Most importantly, analysts believe that Apple’s business will keep growing over the years as shown below.
However, we also believe that you should day trade Apple shares as well for several reasons:
Apple is a highly liquid stock - the company sees millions of shares change hands every day. As a result, this makes it easy to buy and sell the stock. Apple is a volatile stock - Further, Apple is a highly volatile stock, which creates interesting entry and exit points. Apple makes headlines - Further, Apple is widely covered by most people in the financial industry, which makes it easy to find opportunities. Offered by most brokers - Apple shares are offered by many online brokers, making it highly accessible.Therefore, we recommend having Apple in a long-term investment account and also in your trading account.
The biggest reason you may want to avoid Apple is that its stock seems a bit overvalued since the company has a price-to-earnings ratio of 27. Also, if you are in it for dividends, you should avoid Apple because of its tiny dividend yield of 0.55%.

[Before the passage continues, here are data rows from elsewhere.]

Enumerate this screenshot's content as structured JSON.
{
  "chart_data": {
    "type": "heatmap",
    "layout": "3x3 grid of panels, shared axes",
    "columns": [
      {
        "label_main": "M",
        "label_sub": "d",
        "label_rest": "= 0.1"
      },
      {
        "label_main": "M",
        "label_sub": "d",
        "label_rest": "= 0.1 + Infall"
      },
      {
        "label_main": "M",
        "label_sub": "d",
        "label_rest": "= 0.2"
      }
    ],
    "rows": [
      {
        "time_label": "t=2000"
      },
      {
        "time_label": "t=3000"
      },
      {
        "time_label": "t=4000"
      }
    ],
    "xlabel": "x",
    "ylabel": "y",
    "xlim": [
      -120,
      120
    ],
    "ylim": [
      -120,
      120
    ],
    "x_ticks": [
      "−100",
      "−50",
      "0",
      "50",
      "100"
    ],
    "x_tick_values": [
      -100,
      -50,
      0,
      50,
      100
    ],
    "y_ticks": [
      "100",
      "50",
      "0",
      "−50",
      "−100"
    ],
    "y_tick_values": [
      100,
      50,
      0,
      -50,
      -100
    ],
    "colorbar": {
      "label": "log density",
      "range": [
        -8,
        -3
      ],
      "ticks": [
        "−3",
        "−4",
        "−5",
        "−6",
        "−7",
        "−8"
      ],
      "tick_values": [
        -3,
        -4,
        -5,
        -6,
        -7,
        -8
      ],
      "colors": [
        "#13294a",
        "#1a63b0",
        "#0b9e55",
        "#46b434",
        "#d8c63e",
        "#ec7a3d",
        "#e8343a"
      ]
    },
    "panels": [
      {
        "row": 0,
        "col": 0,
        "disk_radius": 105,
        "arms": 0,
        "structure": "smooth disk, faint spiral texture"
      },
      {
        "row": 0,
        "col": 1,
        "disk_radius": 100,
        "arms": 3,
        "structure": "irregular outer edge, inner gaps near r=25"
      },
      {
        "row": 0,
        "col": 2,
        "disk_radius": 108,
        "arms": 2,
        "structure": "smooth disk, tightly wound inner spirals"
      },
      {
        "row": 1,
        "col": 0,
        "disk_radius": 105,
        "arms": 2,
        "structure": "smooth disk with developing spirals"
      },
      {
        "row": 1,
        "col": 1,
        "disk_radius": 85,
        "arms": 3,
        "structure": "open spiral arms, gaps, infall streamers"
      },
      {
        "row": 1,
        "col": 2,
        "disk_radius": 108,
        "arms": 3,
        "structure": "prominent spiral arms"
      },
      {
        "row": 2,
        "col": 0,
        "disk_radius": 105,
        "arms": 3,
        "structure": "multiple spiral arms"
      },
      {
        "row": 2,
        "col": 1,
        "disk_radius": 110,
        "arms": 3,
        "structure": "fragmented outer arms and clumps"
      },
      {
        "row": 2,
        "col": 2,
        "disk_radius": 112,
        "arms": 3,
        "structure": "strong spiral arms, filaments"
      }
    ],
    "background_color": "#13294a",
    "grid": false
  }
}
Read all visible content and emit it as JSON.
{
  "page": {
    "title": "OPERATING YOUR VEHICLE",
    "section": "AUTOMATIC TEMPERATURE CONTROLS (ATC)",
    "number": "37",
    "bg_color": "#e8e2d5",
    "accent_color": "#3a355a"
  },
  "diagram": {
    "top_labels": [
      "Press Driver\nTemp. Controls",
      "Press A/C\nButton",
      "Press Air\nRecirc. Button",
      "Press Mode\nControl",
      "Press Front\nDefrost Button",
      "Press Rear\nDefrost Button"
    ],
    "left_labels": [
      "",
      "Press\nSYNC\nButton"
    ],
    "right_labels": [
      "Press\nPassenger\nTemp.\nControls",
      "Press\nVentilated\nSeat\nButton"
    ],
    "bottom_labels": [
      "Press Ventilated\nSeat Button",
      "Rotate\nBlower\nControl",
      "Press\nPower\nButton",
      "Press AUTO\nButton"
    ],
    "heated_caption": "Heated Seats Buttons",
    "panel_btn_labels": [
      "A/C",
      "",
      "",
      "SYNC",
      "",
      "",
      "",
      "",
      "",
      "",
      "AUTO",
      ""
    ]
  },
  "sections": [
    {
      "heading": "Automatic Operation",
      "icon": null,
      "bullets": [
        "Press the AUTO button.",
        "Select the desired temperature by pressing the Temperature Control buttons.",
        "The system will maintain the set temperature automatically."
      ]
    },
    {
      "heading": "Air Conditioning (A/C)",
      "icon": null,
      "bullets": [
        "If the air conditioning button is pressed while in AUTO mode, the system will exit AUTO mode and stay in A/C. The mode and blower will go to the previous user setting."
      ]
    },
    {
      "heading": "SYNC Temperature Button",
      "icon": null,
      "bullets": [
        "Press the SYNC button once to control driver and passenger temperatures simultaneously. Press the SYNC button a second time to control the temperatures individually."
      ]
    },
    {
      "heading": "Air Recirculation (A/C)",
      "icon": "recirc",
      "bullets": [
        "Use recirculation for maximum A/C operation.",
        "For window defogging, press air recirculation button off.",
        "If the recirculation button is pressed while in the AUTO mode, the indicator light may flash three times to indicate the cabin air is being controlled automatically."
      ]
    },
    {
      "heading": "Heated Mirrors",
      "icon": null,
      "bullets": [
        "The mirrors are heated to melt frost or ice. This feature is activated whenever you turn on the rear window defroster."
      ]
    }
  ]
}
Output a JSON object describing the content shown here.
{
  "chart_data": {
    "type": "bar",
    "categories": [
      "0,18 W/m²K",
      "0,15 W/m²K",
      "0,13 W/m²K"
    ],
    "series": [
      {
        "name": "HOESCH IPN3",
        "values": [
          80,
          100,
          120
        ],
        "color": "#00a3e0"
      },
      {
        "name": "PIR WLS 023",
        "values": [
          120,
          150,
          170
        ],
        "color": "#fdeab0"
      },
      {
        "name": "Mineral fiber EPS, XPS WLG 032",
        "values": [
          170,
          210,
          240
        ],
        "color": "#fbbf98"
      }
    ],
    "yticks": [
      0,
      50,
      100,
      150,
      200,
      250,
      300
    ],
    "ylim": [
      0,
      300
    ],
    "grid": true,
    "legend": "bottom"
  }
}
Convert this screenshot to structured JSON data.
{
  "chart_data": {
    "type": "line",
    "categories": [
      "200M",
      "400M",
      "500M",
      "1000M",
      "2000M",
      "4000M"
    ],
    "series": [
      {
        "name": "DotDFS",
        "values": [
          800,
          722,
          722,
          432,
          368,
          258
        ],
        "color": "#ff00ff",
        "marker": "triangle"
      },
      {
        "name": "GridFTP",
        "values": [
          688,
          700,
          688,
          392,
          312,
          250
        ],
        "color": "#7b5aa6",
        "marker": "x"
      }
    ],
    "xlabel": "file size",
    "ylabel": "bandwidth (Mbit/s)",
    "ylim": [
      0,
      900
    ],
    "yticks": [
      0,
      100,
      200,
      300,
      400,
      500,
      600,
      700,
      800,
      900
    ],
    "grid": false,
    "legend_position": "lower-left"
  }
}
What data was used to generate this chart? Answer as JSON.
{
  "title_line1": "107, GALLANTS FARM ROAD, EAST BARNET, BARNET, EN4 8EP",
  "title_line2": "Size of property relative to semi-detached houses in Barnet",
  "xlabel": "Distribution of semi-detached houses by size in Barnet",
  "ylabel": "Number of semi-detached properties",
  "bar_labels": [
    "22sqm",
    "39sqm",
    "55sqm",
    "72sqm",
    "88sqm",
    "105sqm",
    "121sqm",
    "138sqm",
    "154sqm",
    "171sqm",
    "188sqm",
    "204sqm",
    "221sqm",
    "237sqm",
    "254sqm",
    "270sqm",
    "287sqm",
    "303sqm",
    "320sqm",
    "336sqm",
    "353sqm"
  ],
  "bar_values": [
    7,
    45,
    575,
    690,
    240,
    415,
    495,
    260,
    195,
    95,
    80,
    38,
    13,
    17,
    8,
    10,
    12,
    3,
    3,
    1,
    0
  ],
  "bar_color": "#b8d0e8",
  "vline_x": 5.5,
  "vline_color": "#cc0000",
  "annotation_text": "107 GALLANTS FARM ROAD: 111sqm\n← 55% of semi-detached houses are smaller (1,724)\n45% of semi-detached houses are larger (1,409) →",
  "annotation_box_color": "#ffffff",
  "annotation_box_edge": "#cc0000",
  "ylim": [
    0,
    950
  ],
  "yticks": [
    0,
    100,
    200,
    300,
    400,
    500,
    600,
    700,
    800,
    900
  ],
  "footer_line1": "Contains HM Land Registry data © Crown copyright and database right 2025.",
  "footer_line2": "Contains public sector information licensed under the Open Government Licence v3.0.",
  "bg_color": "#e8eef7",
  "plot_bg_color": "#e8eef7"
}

There are two main things to consider when analyzing Apple shares. As a long-term investment, you should look for more details about the company. Some of these things to consider are:
Revenue and profitability growth - You should look at the overall revenue and profitability growth over the years. As mentioned above, these metrics have been improving over the years. Segment growth - You should look at the company’s segment growth, where you look at key parts of the business. The most important part of this business is its services segment. New product launch - You should focus on the company’s product launches and their profitability. Dividend growth - You should look at the company’s dividend growth, safety, yield, and consistency. Estimates - Finally, you should look at the company’s revenue and profitability estimates.Second, as a day trader, you should always focus on technical analysis. This involves looking at the overall chart patterns and using technical indicators to predict where the shares will go next. As a day trader, you should use short-term charts.
Related » How to trade tech stocks
One of the best approaches to analyze stocks is to look at the SWOT analysis. Here are some of the top attributes of Apple stock in this regard.
Strength - The key Apple strengths are its strong balance sheet, customer loyalty, growing market share, and global brand awareness. Weakness - Apple has little weakness other than its dependence on the iPhone, which brings in the most cash. Also, the company has a low dividend yield. Opportunity - Apple has the opportunity for growing its market share globally. Threats - Apple has several threats. First, it has a huge exposure to China. US and China tensions are growing. Second, the strong US dollar is making its products unaffordable in many countries. There are regulatory concerns, especially because of its app store. Finally, Apple TV+ is struggling to compete with the likes of Netflix.There are several strategies to day trade Apple shares. First, the most common strategy is known as trend moving. This is a strategy that involves buying the shares when they are rising and holding the position until the trend fades.
Second, you can trade reversals. This is where you wait for a trend to fade and then trade the reversal. In most cases, this trading strategy works when traders use technical indicators like moving averages and the Relative Strength Index. It also works when people use chart patterns like double-top and head and shoulders.
Third, you can use candlestick patterns like doji, hammer, and shooting star to identify breakouts and reversals.
The other strategy is known as scalping, where you open positions and then exit shortly afterward with a small profit.
In this article, we have looked at Apple and some of the key things to consider when investing and trading it.
As we have seen, the company has a strong market share in key industries, is highly popular among traders and individuals, and has been a strong performer.